In Musical Feet! Volume 2: The Next Step, Boston-based dancer Kieran Jordan brings you an in-depth instructional video on sean-nós Irish dancing. With six chapters of jigs, and an additional chapter of reels, this video series invites students of all ages to learn, practice, and experience the joy of rince ar an sean-nós — “dancing in the old style.” The video includes both traditional and original steps that progress from basic rhythmic movements to more advanced choreography. With live music, close-ups of the footwork, and clear instruction from an experienced teacher, this video aims to inspire dancers everywhere — to develop a confident ability to make rhythm, improvise, and participate in the art of sean-nós dance.

Features

  • Traditional and original sean-nós steps, with choreography by Kieran Jordan
  • Six chapters of jigs (four steps in each chapter)
  • One chapter of reels (four steps)
  • Live footage from Kieran’s Boston sean-nós dance class
  • Traditional Irish music on fiddle and concertina from Armand Aromin and Benedict Gagliardi
  • Shot in Cambridge and Quincy, Massachusetts in June, 2015
  • Video production and design by Al Davis and Robin Friedman, Visual Velocity

Musicians’ Bios

Armand Aromin is a musician, composer, and violin maker and repairer based in Providence, Rhode Island. As a teen, he learned much of his Irish music from Jimmy Devine and Patrick Hutchinson, and subsequently spent six of his post-secondary-school years soaking up the wealth of traditional music that Boston has to offer.

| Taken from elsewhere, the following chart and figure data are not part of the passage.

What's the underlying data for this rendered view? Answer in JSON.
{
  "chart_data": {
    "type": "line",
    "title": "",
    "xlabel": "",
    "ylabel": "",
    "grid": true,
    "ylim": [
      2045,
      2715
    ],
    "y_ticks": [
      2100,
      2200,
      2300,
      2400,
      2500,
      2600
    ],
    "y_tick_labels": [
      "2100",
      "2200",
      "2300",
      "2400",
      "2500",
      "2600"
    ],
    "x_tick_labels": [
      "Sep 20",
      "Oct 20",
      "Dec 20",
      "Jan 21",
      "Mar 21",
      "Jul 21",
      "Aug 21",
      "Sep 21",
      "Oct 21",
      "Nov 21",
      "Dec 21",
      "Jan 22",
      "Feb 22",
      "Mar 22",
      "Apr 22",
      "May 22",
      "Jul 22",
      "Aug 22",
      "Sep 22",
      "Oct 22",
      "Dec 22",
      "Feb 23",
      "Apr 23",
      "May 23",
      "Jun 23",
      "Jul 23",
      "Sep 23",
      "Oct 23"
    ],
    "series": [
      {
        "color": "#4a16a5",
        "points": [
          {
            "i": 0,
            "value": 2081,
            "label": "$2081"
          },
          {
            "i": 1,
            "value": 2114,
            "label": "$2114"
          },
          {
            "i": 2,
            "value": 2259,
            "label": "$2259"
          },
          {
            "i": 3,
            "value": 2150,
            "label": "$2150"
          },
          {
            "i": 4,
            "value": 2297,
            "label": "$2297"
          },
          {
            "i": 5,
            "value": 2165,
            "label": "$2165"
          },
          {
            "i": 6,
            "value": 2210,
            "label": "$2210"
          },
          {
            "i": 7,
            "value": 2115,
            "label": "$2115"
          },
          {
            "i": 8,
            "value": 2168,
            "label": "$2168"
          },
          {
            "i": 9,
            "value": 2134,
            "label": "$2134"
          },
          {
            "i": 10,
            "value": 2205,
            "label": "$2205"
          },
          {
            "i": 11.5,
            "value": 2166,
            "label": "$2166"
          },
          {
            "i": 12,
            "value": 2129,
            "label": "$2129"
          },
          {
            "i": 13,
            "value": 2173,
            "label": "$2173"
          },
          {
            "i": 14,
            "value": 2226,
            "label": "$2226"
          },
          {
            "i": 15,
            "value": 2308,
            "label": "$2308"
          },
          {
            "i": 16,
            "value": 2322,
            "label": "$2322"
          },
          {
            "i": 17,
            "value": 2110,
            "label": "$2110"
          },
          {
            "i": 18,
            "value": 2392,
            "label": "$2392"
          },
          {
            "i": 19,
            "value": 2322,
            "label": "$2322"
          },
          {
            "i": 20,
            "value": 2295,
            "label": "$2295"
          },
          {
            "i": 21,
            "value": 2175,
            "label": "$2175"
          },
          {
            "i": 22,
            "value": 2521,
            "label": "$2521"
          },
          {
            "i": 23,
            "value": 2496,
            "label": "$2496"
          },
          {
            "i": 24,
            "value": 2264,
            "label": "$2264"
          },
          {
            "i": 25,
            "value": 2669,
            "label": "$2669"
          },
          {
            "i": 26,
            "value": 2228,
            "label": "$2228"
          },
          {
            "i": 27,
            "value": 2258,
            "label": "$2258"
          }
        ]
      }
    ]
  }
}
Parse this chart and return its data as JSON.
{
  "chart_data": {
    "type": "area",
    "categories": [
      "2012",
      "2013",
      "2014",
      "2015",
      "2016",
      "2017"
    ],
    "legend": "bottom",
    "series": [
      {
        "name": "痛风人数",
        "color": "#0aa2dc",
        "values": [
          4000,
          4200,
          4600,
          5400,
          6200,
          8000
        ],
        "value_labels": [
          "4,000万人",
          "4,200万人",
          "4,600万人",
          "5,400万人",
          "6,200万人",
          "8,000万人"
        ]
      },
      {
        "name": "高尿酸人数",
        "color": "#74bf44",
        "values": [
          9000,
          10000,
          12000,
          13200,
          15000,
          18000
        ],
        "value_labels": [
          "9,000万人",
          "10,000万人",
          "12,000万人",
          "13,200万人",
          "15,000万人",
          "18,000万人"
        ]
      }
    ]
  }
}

Armand and Benedict have been making music together for the past three years, and formed the duo The Vox Hunters in 2014.

Benedict Gagliardi is a multi-instrumentalist and singer from Berlin, Connecticut. His fondness for traditional music began in his mid-teens, with American folk and sea songs, which quickly lead to Irish music. Benedict has never received formal lessons on concertina, but owes much of his style and repertoire to many encouraging Connecticut musicians who taught him tunes over the years. Though he can’t dance a step himself, he takes great satisfaction in supplying tunes for the musical feet of others. When not playing music, Benedict is out in the woods catching insects.